Personal information
- Full name: Carlos Pérez Álvarez
- Date of birth: 1 November 1971
- Place of birth: Vigo, Spain
- Date of death: 5 July 2006 (aged 34)
- Place of death: Nigrán, Spain
- Height: 1.77 m (5 ft 10 in)
- Position(s): Central midfielder

Youth career
- 1987–1989: Celta

Senior career*
- Years: Team / Apps / (Gls)
- 1989–1993: Celta B
- 1992–1998: Celta / 47 / (3)
- 1996–1997: → Almería (loan) / 21 / (2)
- 1998–1999: Chaves / 27 / (4)
- 1999–2001: Vitória Guimarães / 39 / (0)
- 2001–2004: Nacional / 71 / (7)
- 2004–2005: Ourense / 26 / (0)
- Total:  / 231 / (16)

International career
- 1993: Spain U21 / 1 / (0)

= Carlos Pérez (footballer, born 1971) =

Spanish footballer (1971–2006)

Carlos Pérez Álvarez (1 November 1971 – 5 July 2006) was a Spanish professional footballer who played as a central midfielder.

The most important part of his career was spent in Portugal, although the majority of his career was spent playing in his hometown Celta.

==Club career==
Born in Vigo, Province of Pontevedra, Pérez started his professional career in the hometown club RC Celta de Vigo. His stay, however, would not be a productive one, as he only totalled 16 first-team appearances over his first three seasons.

From 1994 to 1996, Pérez appeared slightly more, but never established himself as an important member of the main squad, being subsequently loaned to UD Almería from Segunda División; he played the most he had in years there, but suffered relegation. Upon his return to Celta, he made no La Liga appearances whatsoever and was released.

Pérez then took his game to Iberian Peninsula neighbours Portugal, first with G.D. Chaves. After one Primeira Liga campaign where he scored a career-best four goals (albeit with relegation), he joined another club in the north, Vitória de Guimarães.

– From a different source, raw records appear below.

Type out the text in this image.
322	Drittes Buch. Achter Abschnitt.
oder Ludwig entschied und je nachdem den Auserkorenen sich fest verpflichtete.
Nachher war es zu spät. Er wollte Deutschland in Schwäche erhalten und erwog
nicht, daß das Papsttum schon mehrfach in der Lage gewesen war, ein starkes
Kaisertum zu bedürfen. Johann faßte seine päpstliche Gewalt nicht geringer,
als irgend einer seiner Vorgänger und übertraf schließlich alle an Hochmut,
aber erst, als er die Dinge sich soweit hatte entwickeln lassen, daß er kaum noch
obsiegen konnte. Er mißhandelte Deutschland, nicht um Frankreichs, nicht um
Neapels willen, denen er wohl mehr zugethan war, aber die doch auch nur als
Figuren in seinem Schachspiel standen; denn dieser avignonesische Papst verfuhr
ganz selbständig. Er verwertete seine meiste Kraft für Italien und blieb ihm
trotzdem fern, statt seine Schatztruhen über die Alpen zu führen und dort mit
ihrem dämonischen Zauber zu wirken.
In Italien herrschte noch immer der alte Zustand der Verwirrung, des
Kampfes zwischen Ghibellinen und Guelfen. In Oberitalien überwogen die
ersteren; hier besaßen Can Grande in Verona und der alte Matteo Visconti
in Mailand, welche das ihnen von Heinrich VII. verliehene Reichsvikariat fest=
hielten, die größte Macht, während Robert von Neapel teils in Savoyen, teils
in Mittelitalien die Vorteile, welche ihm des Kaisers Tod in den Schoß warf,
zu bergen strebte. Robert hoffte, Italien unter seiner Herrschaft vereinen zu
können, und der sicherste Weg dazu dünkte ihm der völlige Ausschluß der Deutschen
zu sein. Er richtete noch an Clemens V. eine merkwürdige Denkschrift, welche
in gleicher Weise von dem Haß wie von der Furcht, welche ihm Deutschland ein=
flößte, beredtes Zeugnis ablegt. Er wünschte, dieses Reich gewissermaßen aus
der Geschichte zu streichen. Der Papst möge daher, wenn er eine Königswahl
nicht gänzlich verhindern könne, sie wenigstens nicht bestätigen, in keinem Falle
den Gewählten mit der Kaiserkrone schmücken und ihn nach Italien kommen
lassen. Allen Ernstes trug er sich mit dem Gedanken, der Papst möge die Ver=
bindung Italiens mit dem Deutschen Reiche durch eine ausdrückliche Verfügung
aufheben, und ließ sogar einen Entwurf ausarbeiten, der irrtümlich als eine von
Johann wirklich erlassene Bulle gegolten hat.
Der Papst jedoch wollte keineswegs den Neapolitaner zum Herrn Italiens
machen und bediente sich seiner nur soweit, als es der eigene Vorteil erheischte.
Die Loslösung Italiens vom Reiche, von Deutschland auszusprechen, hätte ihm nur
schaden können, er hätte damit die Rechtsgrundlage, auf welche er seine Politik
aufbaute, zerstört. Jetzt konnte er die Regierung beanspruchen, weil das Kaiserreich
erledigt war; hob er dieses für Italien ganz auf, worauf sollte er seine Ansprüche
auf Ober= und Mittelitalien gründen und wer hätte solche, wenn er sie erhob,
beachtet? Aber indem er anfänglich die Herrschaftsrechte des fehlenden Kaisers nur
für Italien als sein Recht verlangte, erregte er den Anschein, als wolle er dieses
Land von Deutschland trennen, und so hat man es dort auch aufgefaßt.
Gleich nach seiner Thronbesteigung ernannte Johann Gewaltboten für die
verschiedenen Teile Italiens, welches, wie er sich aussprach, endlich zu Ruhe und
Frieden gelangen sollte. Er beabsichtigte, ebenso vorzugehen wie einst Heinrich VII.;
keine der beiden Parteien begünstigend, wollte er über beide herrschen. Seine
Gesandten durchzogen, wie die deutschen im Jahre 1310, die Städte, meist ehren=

In the summer of 2001, Pérez signed with second level team C.D. Nacional, helping them promote in his debut campaign (19 matches, two goals). He continued to feature regularly in the following two seasons, after which he returned home, joining CD Ourense, also in his native region.

==Death==
Settling in Pontevedra, Nigrán, after his retirement, Pérez died on 5 July 2006 after parts of his house collapsed over his body, as he was lying in a hammock. Aged only 34, he left two young children.